Tornare a lavorare dopo un carcinoma mammario. Ha questo fine il progetto della Regione Marche, finanziato con 150mila euro dei 750mila euro di risorse a disposizione e presentato a Palazzo Raffaello

3 agosto 2021

ANCONA - Tornare a lavorare dopo un carcinoma mammario. Ha questo fine il progetto della Regione Marche, finanziato con 150mila euro dei 750mila euro di risorse a disposizione e presentato a Palazzo Raffaello. Capofila del progetto è l'Area Vasta2 di Ancona, in collaborazione con l'Aof Associazione oncologica fabrianese e l'agenzia del lavoro During. Alla realizzazione contribuiranno Meccano Spa in rappresentanza delle imprese, l'Associazione Kulturando di Fabriano esperta di pari opportunità, orientamento e formazione, Digital Smart e Progetto Crescita di Fano, il Centro Papa Giovanni XXIII ed il Polo9 di Ancona.

"L'iniziativa è studiata per promuovere e sostenere la sperimentazione di interventi che possano rafforzare la ripresa psicologica, motivazionale e fisica delle donne affette da pregresso carcinoma mammario, finalizzata al pieno recupero della loro autostima e delle condizioni necessarie per proiettarsi nuovamente con successo nella vita sociale e nel mondo del lavoro", sottolinea l'assessore alla Sanità Filippo Saltamartini. Si tratta di un percorso "importante che nei prossimi anni intendiamo corroborare con finanziamenti aggiuntivi". Lo scopo della Regione è dunque garantire non solo la prevenzione e le cure, ma anche il "dopo", a partire dal benessere psicologico dei pazienti. "E' questo il salto di qualità che vorrei facesse il sistema sanitario regionale e sono convinto che raggiungere questo obiettivo sia possibile", prosegue Saltamartini che ringrazia tutte le aziende che accoglieranno queste donne.

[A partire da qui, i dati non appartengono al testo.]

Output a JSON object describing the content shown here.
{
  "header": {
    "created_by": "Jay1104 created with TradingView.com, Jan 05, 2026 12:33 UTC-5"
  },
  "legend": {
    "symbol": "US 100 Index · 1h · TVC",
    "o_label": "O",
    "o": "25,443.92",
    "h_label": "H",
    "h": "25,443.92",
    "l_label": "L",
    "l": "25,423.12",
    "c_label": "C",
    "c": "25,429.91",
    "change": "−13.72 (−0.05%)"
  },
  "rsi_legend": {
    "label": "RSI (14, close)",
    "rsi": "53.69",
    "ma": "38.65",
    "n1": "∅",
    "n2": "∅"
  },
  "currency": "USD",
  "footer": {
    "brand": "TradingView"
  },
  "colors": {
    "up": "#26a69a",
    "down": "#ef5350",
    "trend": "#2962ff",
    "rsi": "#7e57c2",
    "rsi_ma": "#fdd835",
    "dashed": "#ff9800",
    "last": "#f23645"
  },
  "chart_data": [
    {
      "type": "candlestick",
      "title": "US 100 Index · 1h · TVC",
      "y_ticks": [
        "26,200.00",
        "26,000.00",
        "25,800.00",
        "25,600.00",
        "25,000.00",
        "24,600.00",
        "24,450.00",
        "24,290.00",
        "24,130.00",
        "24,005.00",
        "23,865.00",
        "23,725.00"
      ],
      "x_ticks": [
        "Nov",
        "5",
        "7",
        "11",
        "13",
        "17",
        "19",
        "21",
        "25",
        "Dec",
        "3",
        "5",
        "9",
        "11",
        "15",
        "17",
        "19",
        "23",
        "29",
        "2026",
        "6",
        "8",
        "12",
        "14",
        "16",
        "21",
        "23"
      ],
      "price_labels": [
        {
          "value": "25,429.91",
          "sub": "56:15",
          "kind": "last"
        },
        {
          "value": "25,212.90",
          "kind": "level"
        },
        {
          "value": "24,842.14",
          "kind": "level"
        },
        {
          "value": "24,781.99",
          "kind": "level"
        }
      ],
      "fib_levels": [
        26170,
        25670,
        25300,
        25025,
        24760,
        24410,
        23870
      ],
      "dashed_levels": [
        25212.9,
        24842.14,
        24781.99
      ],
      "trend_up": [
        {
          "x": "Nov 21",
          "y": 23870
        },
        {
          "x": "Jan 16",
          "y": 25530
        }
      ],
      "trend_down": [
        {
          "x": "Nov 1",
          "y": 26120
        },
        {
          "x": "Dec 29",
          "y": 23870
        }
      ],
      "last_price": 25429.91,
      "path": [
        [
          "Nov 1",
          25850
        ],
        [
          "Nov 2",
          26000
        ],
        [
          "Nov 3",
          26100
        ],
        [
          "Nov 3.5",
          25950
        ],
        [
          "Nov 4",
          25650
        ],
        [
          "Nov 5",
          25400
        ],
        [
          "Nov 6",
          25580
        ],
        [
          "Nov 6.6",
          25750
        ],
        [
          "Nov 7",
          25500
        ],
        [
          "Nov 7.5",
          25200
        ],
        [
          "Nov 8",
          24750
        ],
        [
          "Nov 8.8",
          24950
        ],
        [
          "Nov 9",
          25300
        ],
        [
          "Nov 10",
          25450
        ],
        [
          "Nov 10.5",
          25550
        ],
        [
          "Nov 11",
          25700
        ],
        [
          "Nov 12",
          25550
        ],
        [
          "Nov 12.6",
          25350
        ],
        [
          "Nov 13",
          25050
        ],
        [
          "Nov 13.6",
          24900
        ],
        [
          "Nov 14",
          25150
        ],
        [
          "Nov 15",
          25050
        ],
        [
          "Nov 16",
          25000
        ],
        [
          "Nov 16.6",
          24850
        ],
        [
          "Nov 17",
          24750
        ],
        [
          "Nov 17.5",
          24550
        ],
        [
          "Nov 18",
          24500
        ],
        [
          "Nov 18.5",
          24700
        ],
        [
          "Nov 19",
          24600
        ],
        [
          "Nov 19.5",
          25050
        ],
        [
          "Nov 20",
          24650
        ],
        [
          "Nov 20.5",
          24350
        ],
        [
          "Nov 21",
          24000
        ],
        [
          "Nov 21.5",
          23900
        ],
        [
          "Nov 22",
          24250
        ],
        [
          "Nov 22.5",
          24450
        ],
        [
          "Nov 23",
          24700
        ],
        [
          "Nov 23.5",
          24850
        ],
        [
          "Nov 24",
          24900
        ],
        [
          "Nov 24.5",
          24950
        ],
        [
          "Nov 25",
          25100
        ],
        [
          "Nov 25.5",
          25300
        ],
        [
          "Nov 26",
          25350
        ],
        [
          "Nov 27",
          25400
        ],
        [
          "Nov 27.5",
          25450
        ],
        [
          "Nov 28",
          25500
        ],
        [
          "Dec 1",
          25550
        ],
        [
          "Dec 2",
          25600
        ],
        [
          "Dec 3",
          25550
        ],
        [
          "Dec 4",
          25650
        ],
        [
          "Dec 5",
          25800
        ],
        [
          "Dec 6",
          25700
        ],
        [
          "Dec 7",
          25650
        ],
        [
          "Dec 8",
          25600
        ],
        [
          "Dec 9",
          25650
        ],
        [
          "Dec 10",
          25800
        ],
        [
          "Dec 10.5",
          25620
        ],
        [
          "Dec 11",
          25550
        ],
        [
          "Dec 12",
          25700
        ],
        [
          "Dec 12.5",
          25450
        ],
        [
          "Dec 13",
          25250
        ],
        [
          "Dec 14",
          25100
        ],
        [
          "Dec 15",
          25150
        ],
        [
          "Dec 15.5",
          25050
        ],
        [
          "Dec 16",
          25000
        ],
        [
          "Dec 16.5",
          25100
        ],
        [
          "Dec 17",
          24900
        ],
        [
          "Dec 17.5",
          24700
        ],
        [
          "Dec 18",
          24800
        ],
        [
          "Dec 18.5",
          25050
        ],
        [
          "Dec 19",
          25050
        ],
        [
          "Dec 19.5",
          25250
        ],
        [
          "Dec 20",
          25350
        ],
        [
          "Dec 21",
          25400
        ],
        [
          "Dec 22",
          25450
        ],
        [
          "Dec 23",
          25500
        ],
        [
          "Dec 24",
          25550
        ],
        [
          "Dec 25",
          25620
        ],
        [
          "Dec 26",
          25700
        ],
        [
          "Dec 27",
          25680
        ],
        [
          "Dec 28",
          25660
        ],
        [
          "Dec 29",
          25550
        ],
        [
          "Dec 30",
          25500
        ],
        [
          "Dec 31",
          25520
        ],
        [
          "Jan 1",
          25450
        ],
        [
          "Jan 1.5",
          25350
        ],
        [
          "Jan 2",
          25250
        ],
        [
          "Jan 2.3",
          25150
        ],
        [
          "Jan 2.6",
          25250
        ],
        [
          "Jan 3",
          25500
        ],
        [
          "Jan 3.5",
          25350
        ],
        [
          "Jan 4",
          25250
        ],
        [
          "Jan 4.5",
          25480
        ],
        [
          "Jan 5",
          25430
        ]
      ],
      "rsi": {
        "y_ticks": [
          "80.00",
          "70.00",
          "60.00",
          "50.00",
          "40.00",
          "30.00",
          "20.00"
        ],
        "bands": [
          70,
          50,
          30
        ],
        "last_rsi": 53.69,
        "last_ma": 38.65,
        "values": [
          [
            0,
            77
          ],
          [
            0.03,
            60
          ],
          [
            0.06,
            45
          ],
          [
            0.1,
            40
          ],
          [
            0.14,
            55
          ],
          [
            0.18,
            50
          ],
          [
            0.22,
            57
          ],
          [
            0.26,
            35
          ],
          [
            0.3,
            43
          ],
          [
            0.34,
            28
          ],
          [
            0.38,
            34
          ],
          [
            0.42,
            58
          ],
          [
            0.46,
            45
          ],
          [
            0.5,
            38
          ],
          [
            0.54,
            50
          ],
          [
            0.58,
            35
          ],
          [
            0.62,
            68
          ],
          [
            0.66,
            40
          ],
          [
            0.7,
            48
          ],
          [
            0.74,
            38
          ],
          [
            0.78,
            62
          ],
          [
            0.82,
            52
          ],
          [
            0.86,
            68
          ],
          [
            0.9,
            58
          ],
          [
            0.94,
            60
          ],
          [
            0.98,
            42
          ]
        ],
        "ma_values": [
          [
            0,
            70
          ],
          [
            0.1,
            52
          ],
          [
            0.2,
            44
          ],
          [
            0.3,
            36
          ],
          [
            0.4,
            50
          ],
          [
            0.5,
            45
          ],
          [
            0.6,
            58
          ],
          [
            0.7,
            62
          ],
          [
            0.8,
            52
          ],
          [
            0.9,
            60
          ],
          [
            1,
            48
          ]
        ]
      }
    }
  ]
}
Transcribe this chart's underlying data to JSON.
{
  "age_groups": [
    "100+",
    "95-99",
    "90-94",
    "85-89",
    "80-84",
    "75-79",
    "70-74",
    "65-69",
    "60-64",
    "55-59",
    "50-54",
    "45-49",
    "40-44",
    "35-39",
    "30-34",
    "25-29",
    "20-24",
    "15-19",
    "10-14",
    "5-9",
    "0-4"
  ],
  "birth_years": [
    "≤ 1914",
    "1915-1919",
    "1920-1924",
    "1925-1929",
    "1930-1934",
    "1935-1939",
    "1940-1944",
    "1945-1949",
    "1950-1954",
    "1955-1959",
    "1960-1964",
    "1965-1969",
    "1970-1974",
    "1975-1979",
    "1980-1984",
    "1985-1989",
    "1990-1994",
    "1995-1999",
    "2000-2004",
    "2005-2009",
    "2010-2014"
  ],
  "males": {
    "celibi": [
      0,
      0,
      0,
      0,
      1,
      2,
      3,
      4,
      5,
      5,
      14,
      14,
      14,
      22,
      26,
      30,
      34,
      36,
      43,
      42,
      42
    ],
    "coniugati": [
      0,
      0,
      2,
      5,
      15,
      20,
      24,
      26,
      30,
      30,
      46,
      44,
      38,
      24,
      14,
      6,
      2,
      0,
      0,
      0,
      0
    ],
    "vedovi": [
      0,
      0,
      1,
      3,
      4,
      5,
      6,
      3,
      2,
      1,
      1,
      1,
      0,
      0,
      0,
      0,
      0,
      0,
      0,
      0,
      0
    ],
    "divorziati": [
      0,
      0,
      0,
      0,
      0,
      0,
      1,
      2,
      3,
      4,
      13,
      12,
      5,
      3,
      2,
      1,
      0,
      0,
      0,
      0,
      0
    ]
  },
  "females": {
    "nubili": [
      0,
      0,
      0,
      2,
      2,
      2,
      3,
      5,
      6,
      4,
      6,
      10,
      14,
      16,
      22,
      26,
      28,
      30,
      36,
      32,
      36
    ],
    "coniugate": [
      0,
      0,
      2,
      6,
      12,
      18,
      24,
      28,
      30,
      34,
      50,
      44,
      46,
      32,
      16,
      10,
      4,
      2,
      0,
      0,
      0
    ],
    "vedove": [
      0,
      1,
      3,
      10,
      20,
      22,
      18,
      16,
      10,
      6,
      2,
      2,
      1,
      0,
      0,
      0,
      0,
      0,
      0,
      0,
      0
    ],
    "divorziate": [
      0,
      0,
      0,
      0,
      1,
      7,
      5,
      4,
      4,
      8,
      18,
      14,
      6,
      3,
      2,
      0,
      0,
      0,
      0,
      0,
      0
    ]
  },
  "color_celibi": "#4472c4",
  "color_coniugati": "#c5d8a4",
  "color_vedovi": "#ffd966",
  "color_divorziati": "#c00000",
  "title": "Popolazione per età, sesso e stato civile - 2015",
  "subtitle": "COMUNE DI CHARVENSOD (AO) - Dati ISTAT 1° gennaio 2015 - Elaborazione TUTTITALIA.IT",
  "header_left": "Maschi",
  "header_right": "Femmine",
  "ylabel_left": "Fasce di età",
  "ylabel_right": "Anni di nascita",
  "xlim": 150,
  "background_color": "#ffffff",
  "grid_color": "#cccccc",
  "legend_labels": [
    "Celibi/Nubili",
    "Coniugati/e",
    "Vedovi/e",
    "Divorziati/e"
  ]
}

"E' importante non solo curare- aggiunge la direttrice dell'Asur Nadia Storti- ma anche prendersi cura delle persone. Progetti sperimentali come questi sono fondamentali anche perché costituiscono esempi di buone pratiche che possiamo replicare su tutto il territorio regionale. Nelle Marche, fa notare il direttore del Dipartimento Specialità mediche AV2 e primario di Oncologia a Fabriano Rosa Rita Silva, nei 3 anni di osservazione (2010-2012) del registro tumori della Regione, è stata osservata una incidenza di 3616 casi osservati con una media di 1.305 casi anno. A fronte di 3.600.000 persone vive in Italia dopo la diagnosi di cancro, corrispondente al 5,7% della popolazione italiana, sono 834.200 le donne viventi in Italia dopo una diagnosi di tumore della mammella. "Il miglioramento della sopravvivenza, quindi l'aumento del numero di guariti ha portato a nuovi bisogni come il reinserimento lavorativo che risulta spesso molto difficile. Le statistiche ci dicono che questa percentuale è in media del 64%, e con un elevato range di disoccupazione. Gli interventi che promuovono il ritorno al lavoro sono rivolti al miglioramento dello stato fisico e psicosociale della paziente, alla valutazione delle abilità lavorative, delle richieste lavorative, attraverso un training, la formazione non solo della lavoratrice ma anche del datore di lavoro", conclude Silva.